The third characteristic is the aversion to public deficit and debt. The ideological extremism of the Nullkommanichts (zero point zero) is costing the German economy dearly in the current juncture of the green and digital twin transition, experts say. In fact, the federal government had diverted 60 billion (1.5% of GDP) of funds not used during the pandemic to green incentives and the Constitutional Court rejected this diversion, forcing Berlin to cut those incentives and make other savings, with the result of freezing sales of electric cars and canceling orders already acquired by companies, with a chain crisis in the Mittelstand (the manufacturing backbone made up of medium-sized companies).
And in Switzerland? The KOF revises growth and inflation downwards
As it often happens, if Germany gets sick, its neighbors are no better off. As the country to our north is Switzerland’s largest trading partner, the effects of the slowdown have been felt in the Confederation for some time already.
Growth and inflation forecasts have been revised downwards for the current year: the economists consulted by the Economic Research Center of the Federal Institute of Technology in Zurich (KOF) have adjusted them following those announced last week by the Swiss National Bank and by the State Secretariat for Economic Affairs (Seco).
According to the results of the consensus forecast survey, Swiss gross domestic product growth in 2024 will be 1.1%, compared to the 1.2% forecast in December. Initial estimates for next year are around 1.7%, as well as for the next five years. Inflation for the current year is expected to be 1.4%, down from 1.6%, and continue to fall to around 1.2% in 2025.
As for unemployment, the forecasts are the same as in December: the jobless rate will be 2.2% in 2024 and 2.3% in 2025, as well as for the next five years.

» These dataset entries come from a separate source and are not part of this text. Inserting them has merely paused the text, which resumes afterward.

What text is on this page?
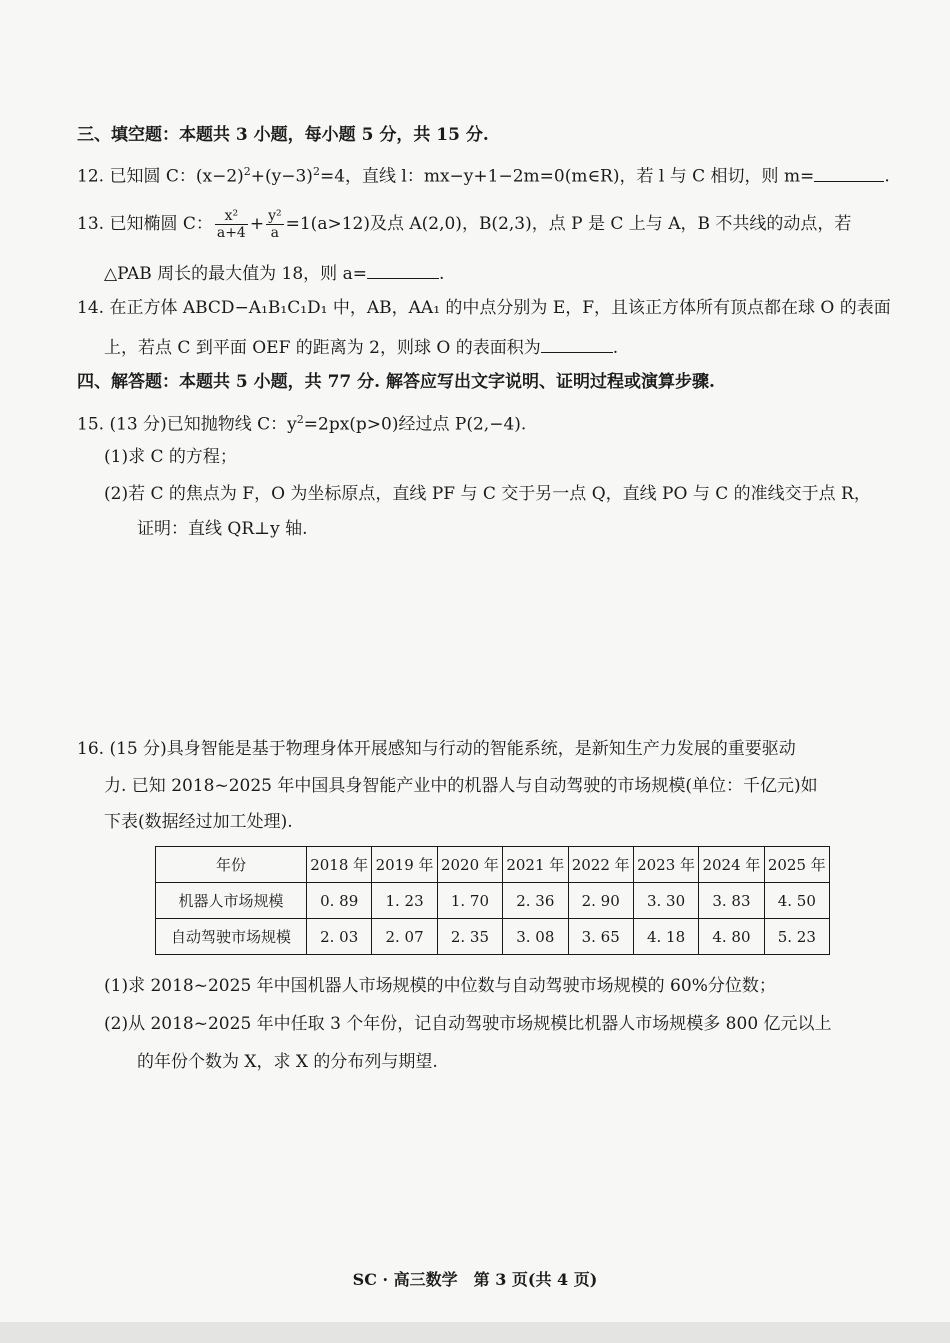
三、填空题：本题共 3 小题，每小题 5 分，共 15 分.
12. 已知圆 C：$(x-2)^2+(y-3)^2=4$，直线 l：mx−y+1−2m=0(m∈R)，若 l 与 C 相切，则 m=	.
13. 已知椭圆 C： $\frac{\text{x²}}{a+4} + \frac{\text{y²}}{a} =1(a>12)$及点 A(2,0)，B(2,3)，点 P 是 C 上与 A，B 不共线的动点，若
△PAB 周长的最大值为 18，则 a=	.
14. 在正方体 ABCD−A₁B₁C₁D₁ 中，AB，AA₁ 的中点分别为 E，F，且该正方体所有顶点都在球 O 的表面
上，若点 C 到平面 OEF 的距离为 2，则球 O 的表面积为	.
四、解答题：本题共 5 小题，共 77 分. 解答应写出文字说明、证明过程或演算步骤.
15. (13 分)已知抛物线 C：$y^2=2px(p>0)$经过点 P(2,−4).
(1)求 C 的方程；
(2)若 C 的焦点为 F，O 为坐标原点，直线 PF 与 C 交于另一点 Q，直线 PO 与 C 的准线交于点 R，
证明：直线 QR⊥y 轴.
16. (15 分)具身智能是基于物理身体开展感知与行动的智能系统，是新知生产力发展的重要驱动
力. 已知 2018~2025 年中国具身智能产业中的机器人与自动驾驶的市场规模(单位：千亿元)如
下表(数据经过加工处理).
年份	2018 年	2019 年	2020 年	2021 年	2022 年	2023 年	2024 年	2025 年
机器人市场规模	0. 89	1. 23	1. 70	2. 36	2. 90	3. 30	3. 83	4. 50
自动驾驶市场规模	2. 03	2. 07	2. 35	3. 08	3. 65	4. 18	4. 80	5. 23
(1)求 2018~2025 年中国机器人市场规模的中位数与自动驾驶市场规模的 60%分位数；
(2)从 2018~2025 年中任取 3 个年份，记自动驾驶市场规模比机器人市场规模多 800 亿元以上
的年份个数为 X，求 X 的分布列与期望.
SC · 高三数学　第 3 页(共 4 页)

Furthermore, still according to the 12 economists questioned by the KOF in early March, the euro/franc rate will be at 0.96 in three months and 0.95 in twelve months, while for the dollar 0.87 and 0.86 respectively. At the same time, the rates on 10-year federal bonds will be at 0.90% and 1.00%. The Saron reference rate (Swiss Average Rate Overnight) is instead forecasted at 1.57% and 1.17% respectively.
The evolution of the stock market is still interpreted in the name of slight progression: for the next three months we are betting on an SPI index at slightly above 15’000 points and in a year the indicator should be closer to the 16’000 points mark.
Ultimately, how would the current German situation impact our future portfolio positioning? As we had already been eying a small reduction into European stocks, the German ones could be mostly concerned (notably industrials, machinery, electrical, engineering and automotives). Swiss companies -many of which are extremely dependent from Germany- could also be the object of a possible downsizing. There are however some sectors, Tech, Medtech, Pharma, Watches and Financials for example, that are less tied to the fortunes (or misfortunes) of our northern neighbor, and those are usually our main investment focus. We will in any case keep a vigilant stance.